Liczba stron: 328
O tragicznie zakończonym wejściu na Everest z dnia 10 maja 1996 roku powiedziano już chyba wszystko, wypowiedzieli się już chyba wszyscy, którzy przeżyli. Doszło do licznych kontrowersji, napisano kilka książek, nakręcono kilka filmów. Beck Weathers jest tym, który wedle wszelkiego prawdopodobieństwa powinien zostać w górach pod warstwą śniegu i lodu. A jednak przeżył, co można postrzegać albo w kategoriach cudu, albo niezwykłej wytrzymałości jego organizmu i psychiki.
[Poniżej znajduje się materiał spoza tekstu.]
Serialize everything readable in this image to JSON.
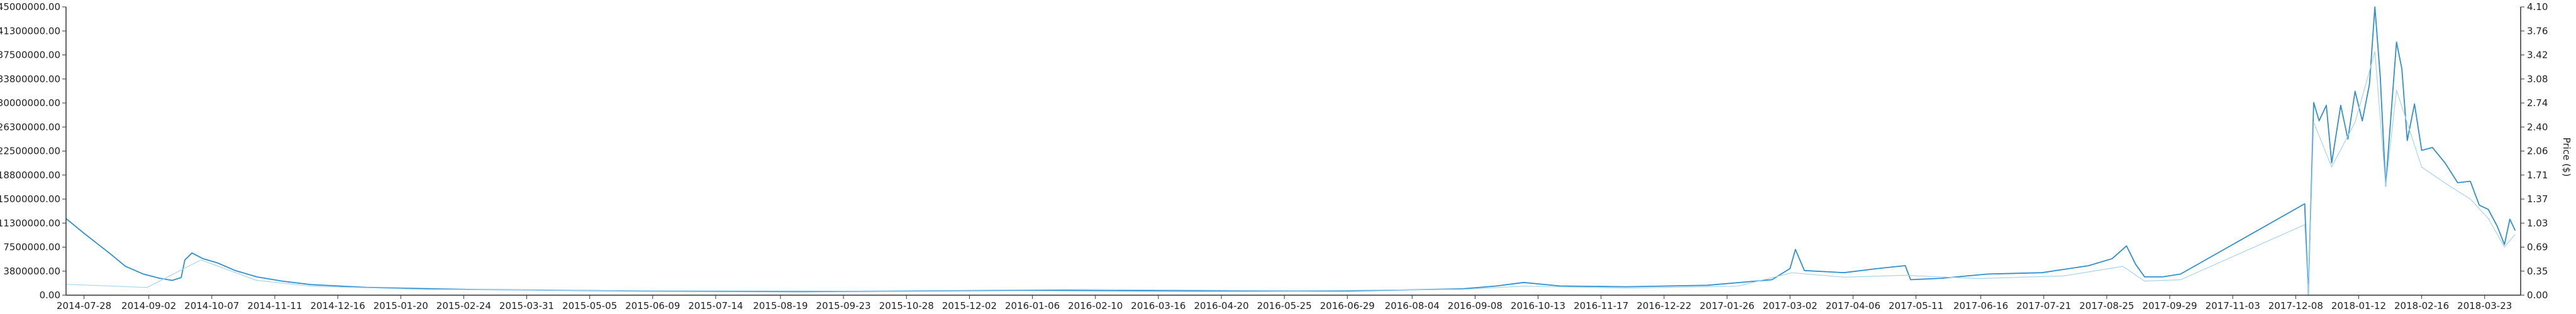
{
  "chart_data": {
    "type": "line",
    "title": "",
    "y_left_label": "",
    "y_right_label": "Price ($)",
    "grid": false,
    "legend": "none",
    "x_tick_labels": [
      "2014-07-28",
      "2014-09-02",
      "2014-10-07",
      "2014-11-11",
      "2014-12-16",
      "2015-01-20",
      "2015-02-24",
      "2015-03-31",
      "2015-05-05",
      "2015-06-09",
      "2015-07-14",
      "2015-08-19",
      "2015-09-23",
      "2015-10-28",
      "2015-12-02",
      "2016-01-06",
      "2016-02-10",
      "2016-03-16",
      "2016-04-20",
      "2016-05-25",
      "2016-06-29",
      "2016-08-04",
      "2016-09-08",
      "2016-10-13",
      "2016-11-17",
      "2016-12-22",
      "2017-01-26",
      "2017-03-02",
      "2017-04-06",
      "2017-05-11",
      "2017-06-16",
      "2017-07-21",
      "2017-08-25",
      "2017-09-29",
      "2017-11-03",
      "2017-12-08",
      "2018-01-12",
      "2018-02-16",
      "2018-03-23"
    ],
    "y_left_ticks": [
      "0.00",
      "3800000.00",
      "7500000.00",
      "11300000.00",
      "15000000.00",
      "18800000.00",
      "22500000.00",
      "26300000.00",
      "30000000.00",
      "33800000.00",
      "37500000.00",
      "41300000.00",
      "45000000.00"
    ],
    "y_right_ticks": [
      "0.00",
      "0.35",
      "0.69",
      "1.03",
      "1.37",
      "1.71",
      "2.06",
      "2.40",
      "2.74",
      "3.08",
      "3.42",
      "3.76",
      "4.10"
    ],
    "y_left_range": [
      0,
      45000000
    ],
    "y_right_range": [
      0,
      4.1
    ],
    "series": [
      {
        "axis": "right",
        "color": "#2f8fcf",
        "points": [
          [
            "2014-07-18",
            1.09
          ],
          [
            "2014-07-28",
            0.88
          ],
          [
            "2014-08-05",
            0.72
          ],
          [
            "2014-08-12",
            0.58
          ],
          [
            "2014-08-20",
            0.41
          ],
          [
            "2014-08-30",
            0.3
          ],
          [
            "2014-09-08",
            0.24
          ],
          [
            "2014-09-15",
            0.21
          ],
          [
            "2014-09-20",
            0.25
          ],
          [
            "2014-09-22",
            0.5
          ],
          [
            "2014-09-26",
            0.6
          ],
          [
            "2014-10-02",
            0.52
          ],
          [
            "2014-10-10",
            0.46
          ],
          [
            "2014-10-20",
            0.35
          ],
          [
            "2014-11-01",
            0.26
          ],
          [
            "2014-11-15",
            0.2
          ],
          [
            "2014-12-01",
            0.15
          ],
          [
            "2015-01-01",
            0.11
          ],
          [
            "2015-03-01",
            0.08
          ],
          [
            "2015-06-01",
            0.06
          ],
          [
            "2015-09-01",
            0.05
          ],
          [
            "2016-01-01",
            0.07
          ],
          [
            "2016-04-01",
            0.06
          ],
          [
            "2016-07-01",
            0.06
          ],
          [
            "2016-09-01",
            0.09
          ],
          [
            "2016-09-20",
            0.13
          ],
          [
            "2016-10-05",
            0.18
          ],
          [
            "2016-10-25",
            0.13
          ],
          [
            "2016-12-01",
            0.12
          ],
          [
            "2017-01-15",
            0.14
          ],
          [
            "2017-02-20",
            0.22
          ],
          [
            "2017-03-02",
            0.38
          ],
          [
            "2017-03-05",
            0.65
          ],
          [
            "2017-03-10",
            0.35
          ],
          [
            "2017-04-01",
            0.32
          ],
          [
            "2017-04-20",
            0.38
          ],
          [
            "2017-05-05",
            0.42
          ],
          [
            "2017-05-08",
            0.22
          ],
          [
            "2017-05-25",
            0.24
          ],
          [
            "2017-06-20",
            0.3
          ],
          [
            "2017-07-20",
            0.32
          ],
          [
            "2017-08-15",
            0.42
          ],
          [
            "2017-08-28",
            0.52
          ],
          [
            "2017-09-05",
            0.7
          ],
          [
            "2017-09-10",
            0.44
          ],
          [
            "2017-09-15",
            0.26
          ],
          [
            "2017-09-25",
            0.26
          ],
          [
            "2017-10-05",
            0.3
          ],
          [
            "2017-12-13",
            1.3
          ],
          [
            "2017-12-15",
            0.0
          ],
          [
            "2017-12-18",
            2.74
          ],
          [
            "2017-12-21",
            2.48
          ],
          [
            "2017-12-25",
            2.7
          ],
          [
            "2017-12-28",
            1.88
          ],
          [
            "2018-01-02",
            2.7
          ],
          [
            "2018-01-06",
            2.22
          ],
          [
            "2018-01-10",
            2.9
          ],
          [
            "2018-01-14",
            2.48
          ],
          [
            "2018-01-18",
            3.0
          ],
          [
            "2018-01-21",
            4.1
          ],
          [
            "2018-01-24",
            3.1
          ],
          [
            "2018-01-27",
            1.55
          ],
          [
            "2018-01-30",
            2.58
          ],
          [
            "2018-02-02",
            3.6
          ],
          [
            "2018-02-05",
            3.22
          ],
          [
            "2018-02-08",
            2.2
          ],
          [
            "2018-02-12",
            2.72
          ],
          [
            "2018-02-16",
            2.06
          ],
          [
            "2018-02-22",
            2.1
          ],
          [
            "2018-03-01",
            1.88
          ],
          [
            "2018-03-08",
            1.6
          ],
          [
            "2018-03-15",
            1.62
          ],
          [
            "2018-03-20",
            1.28
          ],
          [
            "2018-03-25",
            1.22
          ],
          [
            "2018-03-30",
            0.98
          ],
          [
            "2018-04-03",
            0.72
          ],
          [
            "2018-04-06",
            1.08
          ],
          [
            "2018-04-09",
            0.92
          ]
        ]
      },
      {
        "axis": "left",
        "color": "#a6d4ee",
        "points": [
          [
            "2014-07-18",
            1700000
          ],
          [
            "2014-09-01",
            1200000
          ],
          [
            "2014-10-01",
            5500000
          ],
          [
            "2014-11-01",
            2300000
          ],
          [
            "2014-12-01",
            1400000
          ],
          [
            "2015-02-01",
            900000
          ],
          [
            "2015-06-01",
            700000
          ],
          [
            "2015-10-01",
            650000
          ],
          [
            "2016-02-01",
            900000
          ],
          [
            "2016-06-01",
            700000
          ],
          [
            "2016-09-01",
            900000
          ],
          [
            "2016-10-05",
            1400000
          ],
          [
            "2016-12-01",
            1100000
          ],
          [
            "2017-02-01",
            1400000
          ],
          [
            "2017-03-03",
            3500000
          ],
          [
            "2017-04-01",
            2800000
          ],
          [
            "2017-05-05",
            3100000
          ],
          [
            "2017-06-15",
            2600000
          ],
          [
            "2017-08-01",
            3000000
          ],
          [
            "2017-09-03",
            4500000
          ],
          [
            "2017-09-15",
            2200000
          ],
          [
            "2017-10-05",
            2400000
          ],
          [
            "2017-12-13",
            11000000
          ],
          [
            "2017-12-15",
            0
          ],
          [
            "2017-12-18",
            27000000
          ],
          [
            "2017-12-28",
            20000000
          ],
          [
            "2018-01-10",
            27000000
          ],
          [
            "2018-01-21",
            38000000
          ],
          [
            "2018-01-27",
            17000000
          ],
          [
            "2018-02-02",
            32000000
          ],
          [
            "2018-02-16",
            20000000
          ],
          [
            "2018-03-01",
            17500000
          ],
          [
            "2018-03-15",
            15000000
          ],
          [
            "2018-03-25",
            12000000
          ],
          [
            "2018-04-03",
            7500000
          ],
          [
            "2018-04-09",
            9500000
          ]
        ]
      }
    ]
  }
}
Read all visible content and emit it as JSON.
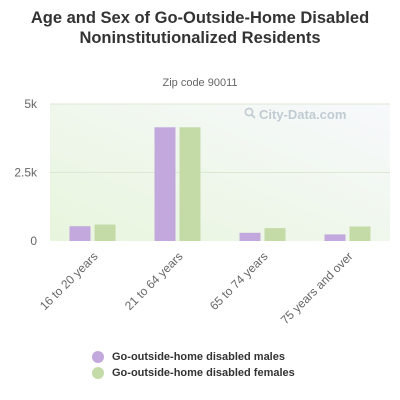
{
  "header": {
    "title": "Age and Sex of Go-Outside-Home Disabled Noninstitutionalized Residents",
    "subtitle": "Zip code 90011"
  },
  "watermark": "City-Data.com",
  "colors": {
    "males": "#c2a8dd",
    "females": "#c4dba8",
    "plot_bg_start": "#e8f5dd",
    "plot_bg_end": "#f7f9fc"
  },
  "chart_data": {
    "type": "bar",
    "title": "Age and Sex of Go-Outside-Home Disabled Noninstitutionalized Residents",
    "subtitle": "Zip code 90011",
    "categories": [
      "16 to 20 years",
      "21 to 64 years",
      "65 to 74 years",
      "75 years and over"
    ],
    "series": [
      {
        "name": "Go-outside-home disabled males",
        "values": [
          540,
          4150,
          300,
          240
        ]
      },
      {
        "name": "Go-outside-home disabled females",
        "values": [
          600,
          4150,
          470,
          530
        ]
      }
    ],
    "ylim": [
      0,
      5000
    ],
    "yticks": [
      0,
      2500,
      5000
    ],
    "ytick_labels": [
      "0",
      "2.5k",
      "5k"
    ],
    "grid": true,
    "legend": "bottom"
  }
}
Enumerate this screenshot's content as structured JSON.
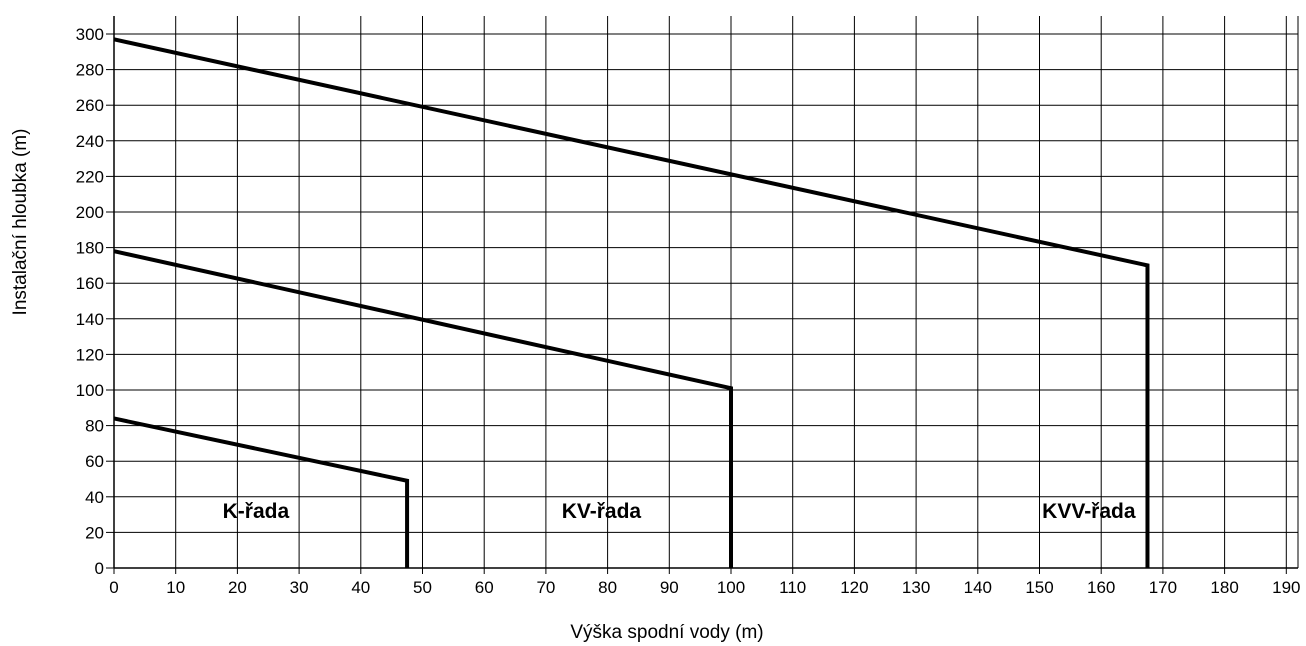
{
  "chart_data": {
    "type": "line",
    "title": "",
    "xlabel": "Výška spodní vody (m)",
    "ylabel": "Instalační hloubka (m)",
    "xlim": [
      0,
      190
    ],
    "ylim": [
      0,
      300
    ],
    "x_ticks": [
      "0",
      "10",
      "20",
      "30",
      "40",
      "50",
      "60",
      "70",
      "80",
      "90",
      "100",
      "110",
      "120",
      "130",
      "140",
      "150",
      "160",
      "170",
      "180",
      "190"
    ],
    "y_ticks": [
      "0",
      "20",
      "40",
      "60",
      "80",
      "100",
      "120",
      "140",
      "160",
      "180",
      "200",
      "220",
      "240",
      "260",
      "280",
      "300"
    ],
    "grid": true,
    "series": [
      {
        "name": "K-řada",
        "x": [
          0,
          47.5,
          47.5
        ],
        "y": [
          84,
          49,
          0
        ]
      },
      {
        "name": "KV-řada",
        "x": [
          0,
          100,
          100
        ],
        "y": [
          178,
          101,
          0
        ]
      },
      {
        "name": "KVV-řada",
        "x": [
          0,
          167.5,
          167.5
        ],
        "y": [
          297,
          170,
          0
        ]
      }
    ],
    "series_label_positions_data": [
      {
        "x": 23,
        "y": 28
      },
      {
        "x": 79,
        "y": 28
      },
      {
        "x": 158,
        "y": 28
      }
    ]
  }
}
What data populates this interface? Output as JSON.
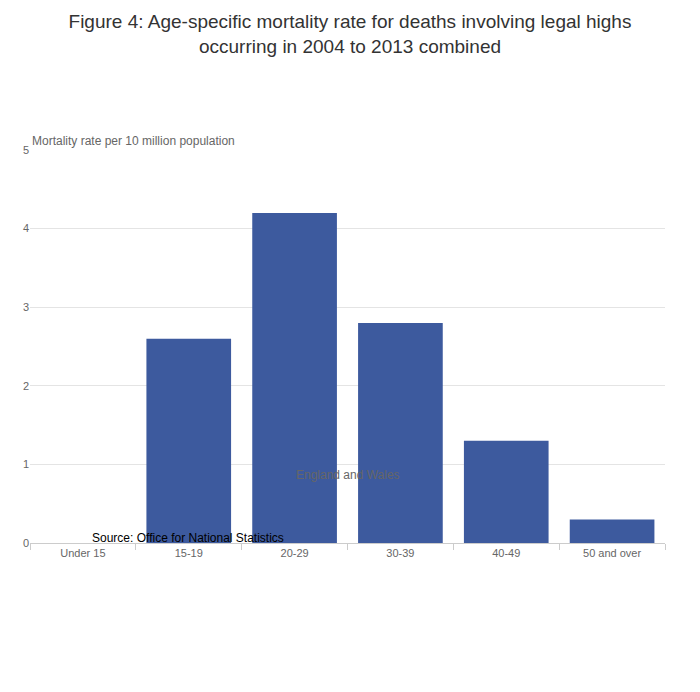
{
  "chart_data": {
    "type": "bar",
    "title": "Figure 4: Age-specific mortality rate for deaths involving legal highs occurring in 2004 to 2013 combined",
    "subtitle": "England and Wales",
    "y_label": "Mortality rate per 10 million population",
    "source": "Source: Office for National Statistics",
    "categories": [
      "Under 15",
      "15-19",
      "20-29",
      "30-39",
      "40-49",
      "50 and over"
    ],
    "values": [
      0,
      2.6,
      4.2,
      2.8,
      1.3,
      0.3
    ],
    "color": "#3d5a9e",
    "ylim": [
      0,
      5
    ],
    "yticks": [
      0,
      1,
      2,
      3,
      4,
      5
    ],
    "grid": true
  }
}
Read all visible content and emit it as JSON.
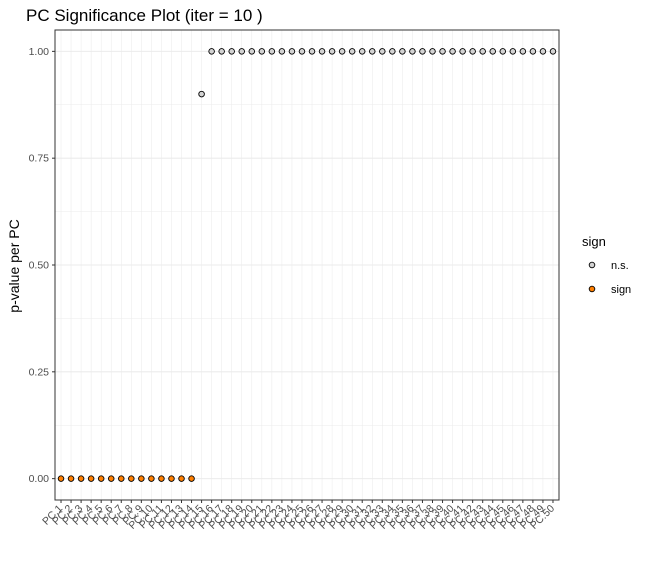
{
  "chart_data": {
    "type": "scatter",
    "title": "PC Significance Plot (iter = 10 )",
    "xlabel": "",
    "ylabel": "p-value per PC",
    "ylim": [
      -0.05,
      1.05
    ],
    "y_ticks": [
      0.0,
      0.25,
      0.5,
      0.75,
      1.0
    ],
    "y_tick_labels": [
      "0.00",
      "0.25",
      "0.50",
      "0.75",
      "1.00"
    ],
    "grid": true,
    "categories": [
      "PC.1",
      "PC.2",
      "PC.3",
      "PC.4",
      "PC.5",
      "PC.6",
      "PC.7",
      "PC.8",
      "PC.9",
      "PC.10",
      "PC.11",
      "PC.12",
      "PC.13",
      "PC.14",
      "PC.15",
      "PC.16",
      "PC.17",
      "PC.18",
      "PC.19",
      "PC.20",
      "PC.21",
      "PC.22",
      "PC.23",
      "PC.24",
      "PC.25",
      "PC.26",
      "PC.27",
      "PC.28",
      "PC.29",
      "PC.30",
      "PC.31",
      "PC.32",
      "PC.33",
      "PC.34",
      "PC.35",
      "PC.36",
      "PC.37",
      "PC.38",
      "PC.39",
      "PC.40",
      "PC.41",
      "PC.42",
      "PC.43",
      "PC.44",
      "PC.45",
      "PC.46",
      "PC.47",
      "PC.48",
      "PC.49",
      "PC.50"
    ],
    "values": [
      0,
      0,
      0,
      0,
      0,
      0,
      0,
      0,
      0,
      0,
      0,
      0,
      0,
      0,
      0.9,
      1,
      1,
      1,
      1,
      1,
      1,
      1,
      1,
      1,
      1,
      1,
      1,
      1,
      1,
      1,
      1,
      1,
      1,
      1,
      1,
      1,
      1,
      1,
      1,
      1,
      1,
      1,
      1,
      1,
      1,
      1,
      1,
      1,
      1,
      1
    ],
    "groups": [
      "sign",
      "sign",
      "sign",
      "sign",
      "sign",
      "sign",
      "sign",
      "sign",
      "sign",
      "sign",
      "sign",
      "sign",
      "sign",
      "sign",
      "n.s.",
      "n.s.",
      "n.s.",
      "n.s.",
      "n.s.",
      "n.s.",
      "n.s.",
      "n.s.",
      "n.s.",
      "n.s.",
      "n.s.",
      "n.s.",
      "n.s.",
      "n.s.",
      "n.s.",
      "n.s.",
      "n.s.",
      "n.s.",
      "n.s.",
      "n.s.",
      "n.s.",
      "n.s.",
      "n.s.",
      "n.s.",
      "n.s.",
      "n.s.",
      "n.s.",
      "n.s.",
      "n.s.",
      "n.s.",
      "n.s.",
      "n.s.",
      "n.s.",
      "n.s.",
      "n.s.",
      "n.s."
    ],
    "legend": {
      "title": "sign",
      "position": "right",
      "entries": [
        {
          "label": "n.s.",
          "color": "#d3d3d3"
        },
        {
          "label": "sign",
          "color": "#ff7f00"
        }
      ]
    },
    "colors": {
      "n.s.": "#d3d3d3",
      "sign": "#ff7f00",
      "point_outline": "#000000",
      "grid": "#ebebeb",
      "panel_border": "#333333"
    }
  }
}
Gdy po ataku szczytowym załamała się pogoda wielu himalaistów zmierzających do obozu znalazło się w śmiertelnym niebezpieczeństwie. Spadła temperatura, nic nie było widać, padał śnieg, dął porywisty wiatr. Beck Weathers po długiej walce ze zmęczeniem, wreszcie stracił przytomność. Uznano go za zmarłego, a on, ku zaskoczeniu wszystkich himalaistów, po kilkunastu godzinach zszedł do obozu o własnych siłach.
Po latach wspomina tę historię oddając głos znajomym, swoim dzieciom i swojej żonie, którzy opowiadają o Becku i jego górskiej pasji ze swojego punktu widzenia. Książka ma ogromny potencjał, z samego nieudanego, tragicznie zakończonego wejścia na Everest można stworzyć trzymającą w napięciu opowieść o bohaterstwie i niezłomności oraz o podwójnej moralności i braku empatii. Autorzy tej książki postanowili jednak, że ostatnia wysokogórska wyprawa Weathersa będzie tylko punktem wyjścia do książki o nim samym i jego problemach małżeńskich, które, niestety, rozsiadły się okrakiem na całej historii i wciąż o sobie przypominają .
Świetnie czyta się kwestie Becka, ponieważ ma on duże poczucie humoru, jest autokrytyczny i mimo wszystkiego, co przeszedł, tryska optymizmem. Aż nie chce się wierzyć, że jest to człowiek dręczony depresją, która często powraca w książce. W opowieści postrzegamy go pozytywnie, choć przecież jest facetem, który, by żyć, musi wciąż coś sobie udowadniać (na przykład to, że zdobędzie Koronę Ziemi). To, co mówi jego żona, stawia ją w pozycji zgorzkniałej kury domowej, którą wielu czytelników doskonale zrozumie.
Pomimo tego, że książkę czyta się nieźle, to pozostaje niesmak – za dużo w niej wszystkiego, zbyt wielu bohaterów (po co w ogóle opowiadać o kolejnej rodzinnej tragedii, jaka rozegrała się w niespełna rok po powrocie Becka z Himalajów?). To, co najważniejsze, najciekawsze, co widnieje na okładce i w tytule, zostało rozmienione na drobne, poszatkowane i przemielone przez rodzinę i znajomych Becka. To bardziej książka o chwiejącym się w posadach małżeństwie niż o wspinaczce górskiej. Niestety. Stąd pewnie bardziej spodoba się miłośnikom literatury obyczajowej niż górskiej.
Czytałam gdzieś, że książka jest beznadziejna i że lepiej obejrzeć film i chyba ta opinia tak mocno mi się zapisała w głowie, że nawet nie sięgnę po egzemplarz..
Nie jest beznadziejna, ale nie jest tym, czym chcielibyśmy, żeby była. Weathers napisał swoją autobiografię, choć znany jest tylko z tego, że przeżył na Evereście. My byśmy chcieli czytać o tym wydarzeniu, on natomiast uznał, że ważniejszy jet całokształt jego życia i przemiany.